MEDIA MONDAY
What have you been watching, listening to, reading?
Royalties
Patrick Halling is a violin player, and he is pissed. Why? Because a few sessions he played *more than 40 years ago* still generate "thousands of dollars" in yearly income, but that gravy train will dry up as soon as the 50-year mark is reached. That is the current European Union limit for "contributing musicians".

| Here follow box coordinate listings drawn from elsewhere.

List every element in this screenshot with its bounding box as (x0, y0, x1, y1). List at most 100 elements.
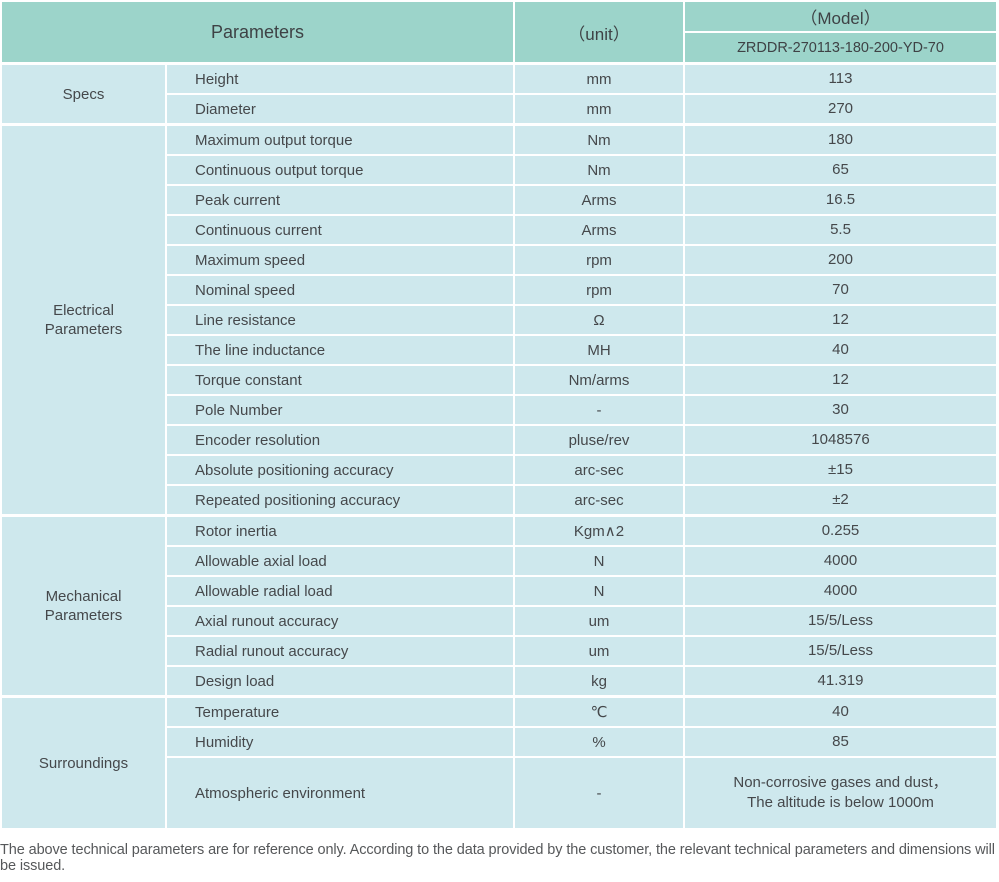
table-row: Absolute positioning accuracy arc-sec ±1… (167, 456, 996, 484)
value-cell: 16.5 (685, 186, 996, 214)
unit-cell: Arms (515, 216, 683, 244)
unit-cell: - (515, 758, 683, 828)
param-name-cell: Temperature (167, 698, 513, 726)
table-row: Height mm 113 (167, 65, 996, 93)
unit-cell: arc-sec (515, 486, 683, 514)
table-row: Humidity % 85 (167, 728, 996, 756)
param-name-cell: Continuous current (167, 216, 513, 244)
unit-cell: Nm/arms (515, 366, 683, 394)
param-name-cell: Axial runout accuracy (167, 607, 513, 635)
param-name-cell: Allowable radial load (167, 577, 513, 605)
unit-cell: pluse/rev (515, 426, 683, 454)
table-row: Temperature ℃ 40 (167, 698, 996, 726)
unit-cell: arc-sec (515, 456, 683, 484)
unit-cell: mm (515, 65, 683, 93)
unit-cell: Nm (515, 126, 683, 154)
param-name-cell: Continuous output torque (167, 156, 513, 184)
section-specs: Specs Height mm 113 Diameter mm 270 (2, 65, 996, 123)
value-cell: 40 (685, 698, 996, 726)
value-cell: 85 (685, 728, 996, 756)
footer-note: The above technical parameters are for r… (0, 842, 995, 874)
param-name-cell: Design load (167, 667, 513, 695)
unit-cell: Nm (515, 156, 683, 184)
param-name-cell: Peak current (167, 186, 513, 214)
section-label-electrical: Electrical Parameters (2, 126, 165, 514)
section-label-mechanical: Mechanical Parameters (2, 517, 165, 695)
header-model-number: ZRDDR-270113-180-200-YD-70 (685, 33, 996, 62)
table-row: Design load kg 41.319 (167, 667, 996, 695)
table-row: Allowable axial load N 4000 (167, 547, 996, 575)
unit-cell: N (515, 547, 683, 575)
value-cell: 12 (685, 366, 996, 394)
param-name-cell: The line inductance (167, 336, 513, 364)
unit-cell: rpm (515, 276, 683, 304)
value-cell: 0.255 (685, 517, 996, 545)
value-cell: 30 (685, 396, 996, 424)
table-row: Maximum output torque Nm 180 (167, 126, 996, 154)
table-row: Repeated positioning accuracy arc-sec ±2 (167, 486, 996, 514)
value-cell: 180 (685, 126, 996, 154)
unit-cell: mm (515, 95, 683, 123)
param-name-cell: Diameter (167, 95, 513, 123)
param-name-cell: Radial runout accuracy (167, 637, 513, 665)
param-name-cell: Allowable axial load (167, 547, 513, 575)
value-cell: 41.319 (685, 667, 996, 695)
table-row: The line inductance MH 40 (167, 336, 996, 364)
table-row: Axial runout accuracy um 15/5/Less (167, 607, 996, 635)
value-cell: 1048576 (685, 426, 996, 454)
param-name-cell: Atmospheric environment (167, 758, 513, 828)
unit-cell: um (515, 607, 683, 635)
value-cell: ±15 (685, 456, 996, 484)
section-label-surroundings: Surroundings (2, 698, 165, 828)
param-name-cell: Absolute positioning accuracy (167, 456, 513, 484)
table-header-row: Parameters （unit） （Model） ZRDDR-270113-1… (2, 2, 996, 62)
unit-cell: Arms (515, 186, 683, 214)
unit-cell: um (515, 637, 683, 665)
table-row: Encoder resolution pluse/rev 1048576 (167, 426, 996, 454)
section-label-specs: Specs (2, 65, 165, 123)
param-name-cell: Encoder resolution (167, 426, 513, 454)
value-cell: 200 (685, 246, 996, 274)
param-name-cell: Humidity (167, 728, 513, 756)
value-cell: 5.5 (685, 216, 996, 244)
value-cell: 70 (685, 276, 996, 304)
header-parameters: Parameters (2, 2, 513, 62)
table-row: Peak current Arms 16.5 (167, 186, 996, 214)
value-cell: 65 (685, 156, 996, 184)
header-model: （Model） (685, 2, 996, 31)
param-name-cell: Nominal speed (167, 276, 513, 304)
param-name-cell: Line resistance (167, 306, 513, 334)
table-row: Allowable radial load N 4000 (167, 577, 996, 605)
table-row: Atmospheric environment - Non-corrosive … (167, 758, 996, 828)
param-name-cell: Pole Number (167, 396, 513, 424)
section-electrical: Electrical Parameters Maximum output tor… (2, 126, 996, 514)
table-row: Continuous current Arms 5.5 (167, 216, 996, 244)
param-name-cell: Maximum output torque (167, 126, 513, 154)
unit-cell: - (515, 396, 683, 424)
value-cell: 15/5/Less (685, 607, 996, 635)
table-row: Diameter mm 270 (167, 95, 996, 123)
table-row: Line resistance Ω 12 (167, 306, 996, 334)
header-model-group: （Model） ZRDDR-270113-180-200-YD-70 (685, 2, 996, 62)
table-row: Continuous output torque Nm 65 (167, 156, 996, 184)
table-row: Nominal speed rpm 70 (167, 276, 996, 304)
value-cell: 4000 (685, 547, 996, 575)
value-cell: ±2 (685, 486, 996, 514)
unit-cell: rpm (515, 246, 683, 274)
value-cell: 270 (685, 95, 996, 123)
param-name-cell: Torque constant (167, 366, 513, 394)
unit-cell: N (515, 577, 683, 605)
value-cell: Non-corrosive gases and dust， The altitu… (685, 758, 996, 828)
table-row: Maximum speed rpm 200 (167, 246, 996, 274)
unit-cell: ℃ (515, 698, 683, 726)
unit-cell: Kgm∧2 (515, 517, 683, 545)
unit-cell: Ω (515, 306, 683, 334)
table-row: Radial runout accuracy um 15/5/Less (167, 637, 996, 665)
param-name-cell: Maximum speed (167, 246, 513, 274)
value-cell: 15/5/Less (685, 637, 996, 665)
unit-cell: % (515, 728, 683, 756)
section-surroundings: Surroundings Temperature ℃ 40 Humidity %… (2, 698, 996, 828)
param-name-cell: Height (167, 65, 513, 93)
table-row: Rotor inertia Kgm∧2 0.255 (167, 517, 996, 545)
unit-cell: kg (515, 667, 683, 695)
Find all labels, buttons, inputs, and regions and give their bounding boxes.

As long as recordings are going to cost as much as they do, I think it's great that hard-working non-celebrity musicians get paid for their role. A session player is a skilled professional. But really, who still gets paid for a day's work you put in back in the 1960s?
Weekend Box Office
1. Marley and Me
2. Bedtime Stories
3. Benjamin Button
4. Valkyrie
5. Yes Man
Dramatic License
I saw Frost/Nixon over the weekend. Liked it quite a bit, though not sure if all the Best Picture talk is warranted. Blogs are abuzz over whether the film takes to many liberties with the truth, considering it concerns a very specific historical event that was not all that long ago. I usually give plenty of leeway on things like that. I mean, how do you gauge the "truth" of a monumental development in just 2 hours? If a made-up scene helps convey a larger reality, isn't that just as important in a depiction as the precision of detail? I usually think so, or at least that such a concern complicates the discussion. Still, even I was a little turned off by the couple of things pivotal to the film that I learned just didn't happen in real life. At this point, though, really not sure what I think about if this matters. Do we care about these things?